The six Herdman kids are definitely from the wrong side of the tracks, and are feared by all. They steal, lie, cheat, blackmail, and generally terrorize all the children in town, and when they take over the church play there is a general uproar from all the ‘decent’ folks in the congregation. However the Herdmans’ strange unfamiliarity with the Christmas story, and their sincere attempts to make their own sense of it make everyone else see it with new eyes too. From Wise Men with a ham instead of frankincense and myrrh, to a dishevelled Mary thumping the baby doll Jesus on the back to burp him, to angel Gladys hollering “Hey! Unto you a child is born!”, the pageant is both unusual and unforgettable.

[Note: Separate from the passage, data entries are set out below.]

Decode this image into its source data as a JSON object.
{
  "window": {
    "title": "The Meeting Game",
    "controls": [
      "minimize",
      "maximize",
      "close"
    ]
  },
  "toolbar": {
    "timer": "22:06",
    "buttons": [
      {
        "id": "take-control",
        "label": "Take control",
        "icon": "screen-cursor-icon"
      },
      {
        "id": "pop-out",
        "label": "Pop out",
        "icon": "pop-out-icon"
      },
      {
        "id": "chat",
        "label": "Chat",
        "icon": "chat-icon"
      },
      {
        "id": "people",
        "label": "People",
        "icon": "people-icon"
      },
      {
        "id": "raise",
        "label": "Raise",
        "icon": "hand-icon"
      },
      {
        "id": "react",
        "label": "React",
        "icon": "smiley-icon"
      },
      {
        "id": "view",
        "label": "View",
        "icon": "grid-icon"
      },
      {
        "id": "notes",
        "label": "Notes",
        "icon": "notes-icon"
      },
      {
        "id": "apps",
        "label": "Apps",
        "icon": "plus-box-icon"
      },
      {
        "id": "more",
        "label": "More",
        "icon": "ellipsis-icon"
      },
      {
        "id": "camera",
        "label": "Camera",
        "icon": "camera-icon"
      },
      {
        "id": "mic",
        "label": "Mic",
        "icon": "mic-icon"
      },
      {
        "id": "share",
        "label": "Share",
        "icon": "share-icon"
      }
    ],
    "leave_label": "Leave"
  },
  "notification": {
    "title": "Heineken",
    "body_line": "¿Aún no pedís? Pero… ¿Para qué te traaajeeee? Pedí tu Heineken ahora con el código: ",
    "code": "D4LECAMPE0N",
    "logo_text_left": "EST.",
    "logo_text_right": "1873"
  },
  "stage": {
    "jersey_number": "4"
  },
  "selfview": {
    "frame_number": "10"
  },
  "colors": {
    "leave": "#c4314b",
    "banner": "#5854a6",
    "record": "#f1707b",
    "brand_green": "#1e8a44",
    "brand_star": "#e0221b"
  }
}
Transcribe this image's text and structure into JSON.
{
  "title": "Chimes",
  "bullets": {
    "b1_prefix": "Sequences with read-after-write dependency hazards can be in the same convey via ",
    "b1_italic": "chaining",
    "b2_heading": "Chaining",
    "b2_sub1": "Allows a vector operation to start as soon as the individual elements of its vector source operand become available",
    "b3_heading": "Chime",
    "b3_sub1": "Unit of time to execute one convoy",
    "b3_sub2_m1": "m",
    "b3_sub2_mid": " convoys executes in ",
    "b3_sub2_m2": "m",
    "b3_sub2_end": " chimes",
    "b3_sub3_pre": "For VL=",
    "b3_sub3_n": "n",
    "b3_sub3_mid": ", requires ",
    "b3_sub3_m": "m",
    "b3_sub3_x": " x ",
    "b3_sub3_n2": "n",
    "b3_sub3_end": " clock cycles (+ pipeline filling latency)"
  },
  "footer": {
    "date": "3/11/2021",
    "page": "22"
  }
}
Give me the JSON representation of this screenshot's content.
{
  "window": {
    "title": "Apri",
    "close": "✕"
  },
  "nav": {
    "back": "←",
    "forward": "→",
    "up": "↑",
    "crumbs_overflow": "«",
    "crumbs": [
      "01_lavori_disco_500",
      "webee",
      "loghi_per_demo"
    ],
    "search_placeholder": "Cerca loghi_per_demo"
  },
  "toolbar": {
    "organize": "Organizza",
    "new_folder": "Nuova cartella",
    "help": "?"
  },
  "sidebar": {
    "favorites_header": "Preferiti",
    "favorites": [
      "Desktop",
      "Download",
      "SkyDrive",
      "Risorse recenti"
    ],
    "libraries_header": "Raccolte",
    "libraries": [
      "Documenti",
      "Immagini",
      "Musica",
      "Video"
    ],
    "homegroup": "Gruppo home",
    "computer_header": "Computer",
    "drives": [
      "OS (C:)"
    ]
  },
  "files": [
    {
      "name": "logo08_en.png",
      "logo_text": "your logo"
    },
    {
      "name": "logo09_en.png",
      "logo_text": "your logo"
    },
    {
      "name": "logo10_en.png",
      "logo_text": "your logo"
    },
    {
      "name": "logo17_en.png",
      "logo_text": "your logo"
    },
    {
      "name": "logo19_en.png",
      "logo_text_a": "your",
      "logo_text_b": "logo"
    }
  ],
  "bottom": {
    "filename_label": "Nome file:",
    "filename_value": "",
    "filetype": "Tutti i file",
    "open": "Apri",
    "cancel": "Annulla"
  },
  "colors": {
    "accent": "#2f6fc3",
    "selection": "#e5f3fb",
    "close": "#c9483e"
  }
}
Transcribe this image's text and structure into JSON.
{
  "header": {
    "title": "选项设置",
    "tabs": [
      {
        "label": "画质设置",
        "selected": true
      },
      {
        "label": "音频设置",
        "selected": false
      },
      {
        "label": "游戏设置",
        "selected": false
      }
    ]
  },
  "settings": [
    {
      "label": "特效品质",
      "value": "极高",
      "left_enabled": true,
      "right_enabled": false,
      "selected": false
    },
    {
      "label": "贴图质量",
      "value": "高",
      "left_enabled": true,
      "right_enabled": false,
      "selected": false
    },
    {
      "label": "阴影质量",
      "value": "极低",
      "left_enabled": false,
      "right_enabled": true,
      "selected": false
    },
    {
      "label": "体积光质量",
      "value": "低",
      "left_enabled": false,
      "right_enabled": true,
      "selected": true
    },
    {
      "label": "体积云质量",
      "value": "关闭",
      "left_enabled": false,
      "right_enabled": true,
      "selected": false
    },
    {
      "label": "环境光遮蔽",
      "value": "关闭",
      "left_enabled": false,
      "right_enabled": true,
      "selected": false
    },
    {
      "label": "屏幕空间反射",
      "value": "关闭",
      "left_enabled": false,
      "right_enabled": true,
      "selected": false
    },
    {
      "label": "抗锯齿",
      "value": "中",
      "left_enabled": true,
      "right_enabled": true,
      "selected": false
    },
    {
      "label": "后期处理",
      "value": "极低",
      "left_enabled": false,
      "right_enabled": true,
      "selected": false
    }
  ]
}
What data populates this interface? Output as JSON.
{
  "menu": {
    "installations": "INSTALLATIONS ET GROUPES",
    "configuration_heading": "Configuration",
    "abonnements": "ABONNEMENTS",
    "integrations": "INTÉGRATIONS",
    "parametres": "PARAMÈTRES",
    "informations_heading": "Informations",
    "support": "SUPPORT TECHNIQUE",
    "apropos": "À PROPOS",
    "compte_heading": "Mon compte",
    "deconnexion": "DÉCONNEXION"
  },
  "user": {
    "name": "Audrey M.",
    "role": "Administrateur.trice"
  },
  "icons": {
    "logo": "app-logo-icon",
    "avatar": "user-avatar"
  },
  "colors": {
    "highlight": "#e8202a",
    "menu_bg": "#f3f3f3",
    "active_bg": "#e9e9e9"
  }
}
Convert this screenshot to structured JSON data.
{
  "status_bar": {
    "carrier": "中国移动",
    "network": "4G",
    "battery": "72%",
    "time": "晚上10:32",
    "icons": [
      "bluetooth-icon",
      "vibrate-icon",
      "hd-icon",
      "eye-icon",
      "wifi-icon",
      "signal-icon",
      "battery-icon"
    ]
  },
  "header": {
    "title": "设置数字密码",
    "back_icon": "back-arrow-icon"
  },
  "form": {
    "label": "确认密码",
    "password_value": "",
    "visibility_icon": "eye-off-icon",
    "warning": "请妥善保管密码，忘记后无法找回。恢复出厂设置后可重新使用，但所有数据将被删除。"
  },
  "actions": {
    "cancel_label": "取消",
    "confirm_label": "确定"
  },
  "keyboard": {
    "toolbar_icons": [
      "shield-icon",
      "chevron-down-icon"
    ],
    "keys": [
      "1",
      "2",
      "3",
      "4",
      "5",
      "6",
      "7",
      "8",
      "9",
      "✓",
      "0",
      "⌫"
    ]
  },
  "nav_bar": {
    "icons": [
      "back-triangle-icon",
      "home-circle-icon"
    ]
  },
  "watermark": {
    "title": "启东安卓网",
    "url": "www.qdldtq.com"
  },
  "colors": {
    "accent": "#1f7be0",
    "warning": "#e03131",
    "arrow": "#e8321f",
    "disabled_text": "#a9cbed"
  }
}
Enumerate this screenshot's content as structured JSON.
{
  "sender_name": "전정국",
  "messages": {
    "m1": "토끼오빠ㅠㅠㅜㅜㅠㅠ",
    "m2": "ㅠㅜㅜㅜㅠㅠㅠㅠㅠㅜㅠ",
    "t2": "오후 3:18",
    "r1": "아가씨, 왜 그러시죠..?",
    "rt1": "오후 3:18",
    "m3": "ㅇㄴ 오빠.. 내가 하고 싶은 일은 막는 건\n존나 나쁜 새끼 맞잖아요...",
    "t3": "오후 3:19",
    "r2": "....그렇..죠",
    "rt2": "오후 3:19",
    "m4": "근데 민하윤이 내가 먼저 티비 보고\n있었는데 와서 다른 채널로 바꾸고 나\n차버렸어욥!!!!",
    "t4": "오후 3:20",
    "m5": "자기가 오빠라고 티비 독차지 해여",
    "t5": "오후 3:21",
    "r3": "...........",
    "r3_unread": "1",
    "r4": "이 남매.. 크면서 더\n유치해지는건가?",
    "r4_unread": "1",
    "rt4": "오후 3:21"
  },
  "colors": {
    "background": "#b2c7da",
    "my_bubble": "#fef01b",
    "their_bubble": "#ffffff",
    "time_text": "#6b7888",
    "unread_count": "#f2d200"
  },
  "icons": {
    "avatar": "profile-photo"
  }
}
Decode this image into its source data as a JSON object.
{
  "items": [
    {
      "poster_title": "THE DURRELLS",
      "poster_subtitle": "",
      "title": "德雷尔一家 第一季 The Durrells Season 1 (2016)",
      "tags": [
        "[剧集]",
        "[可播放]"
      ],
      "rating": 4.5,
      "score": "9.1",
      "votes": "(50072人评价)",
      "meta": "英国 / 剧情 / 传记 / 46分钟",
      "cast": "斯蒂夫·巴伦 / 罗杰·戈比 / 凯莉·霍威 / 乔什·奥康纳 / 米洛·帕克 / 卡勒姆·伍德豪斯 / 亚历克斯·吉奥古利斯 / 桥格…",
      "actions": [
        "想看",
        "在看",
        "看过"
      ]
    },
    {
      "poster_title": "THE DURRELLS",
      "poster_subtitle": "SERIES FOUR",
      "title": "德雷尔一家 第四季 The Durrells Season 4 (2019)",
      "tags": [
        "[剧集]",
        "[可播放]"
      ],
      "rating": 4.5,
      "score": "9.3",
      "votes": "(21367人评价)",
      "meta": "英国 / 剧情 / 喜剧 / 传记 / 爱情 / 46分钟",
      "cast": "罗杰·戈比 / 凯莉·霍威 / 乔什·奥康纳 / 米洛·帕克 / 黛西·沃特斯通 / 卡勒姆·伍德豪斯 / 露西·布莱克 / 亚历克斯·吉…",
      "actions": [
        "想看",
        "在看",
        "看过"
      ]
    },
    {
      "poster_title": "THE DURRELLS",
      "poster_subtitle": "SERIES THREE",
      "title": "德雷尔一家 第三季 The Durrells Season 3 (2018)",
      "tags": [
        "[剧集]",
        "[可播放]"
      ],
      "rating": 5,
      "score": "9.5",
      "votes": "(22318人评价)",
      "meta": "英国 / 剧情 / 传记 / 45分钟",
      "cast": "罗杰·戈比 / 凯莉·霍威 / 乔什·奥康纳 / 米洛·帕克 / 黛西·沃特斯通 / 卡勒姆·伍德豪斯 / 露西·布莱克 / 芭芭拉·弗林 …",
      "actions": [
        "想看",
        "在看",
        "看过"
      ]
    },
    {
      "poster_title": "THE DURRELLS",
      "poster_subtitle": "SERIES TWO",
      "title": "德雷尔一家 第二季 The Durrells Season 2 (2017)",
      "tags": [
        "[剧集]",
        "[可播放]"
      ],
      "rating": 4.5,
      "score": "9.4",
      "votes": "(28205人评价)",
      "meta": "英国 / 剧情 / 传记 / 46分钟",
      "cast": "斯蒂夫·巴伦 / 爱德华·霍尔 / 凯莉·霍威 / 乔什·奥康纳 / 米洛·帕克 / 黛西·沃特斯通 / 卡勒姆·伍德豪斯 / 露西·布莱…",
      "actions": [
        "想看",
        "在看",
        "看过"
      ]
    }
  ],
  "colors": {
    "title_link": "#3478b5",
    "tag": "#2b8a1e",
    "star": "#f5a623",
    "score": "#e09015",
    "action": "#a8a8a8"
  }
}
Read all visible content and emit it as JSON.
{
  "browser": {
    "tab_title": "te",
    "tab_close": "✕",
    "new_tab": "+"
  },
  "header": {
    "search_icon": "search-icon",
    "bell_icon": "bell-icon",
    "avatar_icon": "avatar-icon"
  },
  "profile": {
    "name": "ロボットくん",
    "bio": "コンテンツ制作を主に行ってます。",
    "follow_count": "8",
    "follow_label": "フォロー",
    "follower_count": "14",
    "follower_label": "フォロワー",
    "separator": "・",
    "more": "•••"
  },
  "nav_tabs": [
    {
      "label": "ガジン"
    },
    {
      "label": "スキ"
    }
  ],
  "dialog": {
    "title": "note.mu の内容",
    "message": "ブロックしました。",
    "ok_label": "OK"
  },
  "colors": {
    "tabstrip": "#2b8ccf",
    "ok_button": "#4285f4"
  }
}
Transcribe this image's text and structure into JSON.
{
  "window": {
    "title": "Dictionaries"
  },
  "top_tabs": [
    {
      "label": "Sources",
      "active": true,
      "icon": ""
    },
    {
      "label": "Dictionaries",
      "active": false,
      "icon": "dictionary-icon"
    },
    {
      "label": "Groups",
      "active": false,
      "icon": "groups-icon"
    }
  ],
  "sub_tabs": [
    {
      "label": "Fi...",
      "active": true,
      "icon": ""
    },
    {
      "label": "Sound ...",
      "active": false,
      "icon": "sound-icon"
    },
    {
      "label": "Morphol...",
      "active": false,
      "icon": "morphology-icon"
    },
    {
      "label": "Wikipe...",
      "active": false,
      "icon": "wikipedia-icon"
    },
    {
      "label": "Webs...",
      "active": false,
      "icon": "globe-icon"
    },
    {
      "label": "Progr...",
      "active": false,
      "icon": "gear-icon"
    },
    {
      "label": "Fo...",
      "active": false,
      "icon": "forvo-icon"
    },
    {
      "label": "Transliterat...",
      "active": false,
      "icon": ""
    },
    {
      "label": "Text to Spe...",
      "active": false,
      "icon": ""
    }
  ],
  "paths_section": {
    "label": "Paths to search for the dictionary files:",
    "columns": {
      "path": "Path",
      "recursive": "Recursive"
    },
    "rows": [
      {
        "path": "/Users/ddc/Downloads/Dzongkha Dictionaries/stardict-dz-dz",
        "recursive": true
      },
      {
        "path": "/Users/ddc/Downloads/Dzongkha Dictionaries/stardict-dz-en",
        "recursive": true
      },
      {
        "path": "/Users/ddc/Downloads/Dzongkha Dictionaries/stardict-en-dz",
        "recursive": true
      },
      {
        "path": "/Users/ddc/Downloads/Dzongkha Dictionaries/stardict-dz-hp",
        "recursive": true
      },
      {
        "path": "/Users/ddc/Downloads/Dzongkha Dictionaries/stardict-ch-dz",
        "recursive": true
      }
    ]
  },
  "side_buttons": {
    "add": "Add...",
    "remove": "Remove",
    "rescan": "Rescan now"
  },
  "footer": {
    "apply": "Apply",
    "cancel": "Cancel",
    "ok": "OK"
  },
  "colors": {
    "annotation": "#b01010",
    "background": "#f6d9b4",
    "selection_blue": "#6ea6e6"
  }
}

A very short chapter book, good for beginning readers, or for reading aloud. The criminality of the Herdmans is related in great detail – burning down a tool shed, stealing from the store, slandering classmates, and fighting anyone who gives them a hard time. Their lawlessness, as well as the priggishness of their opponents, is probably best appreciated by kids old enough to fully understand how far their actions depart from the usual Christmas pageant humdrum. Older kids would also better understand the attitudes and sanctimoniousness of some of the adults. I would read this book to about an 8-year-old.

Heartwarming and a little crazy, but not too broad. (The story is set in a simpler place and time, when just exclaiming “My God!” in a church was scandalous.) For anyone who has grown a little weary of the oft-repeated story of the Nativity – child or adult – this book is a very funny breath of fresh air.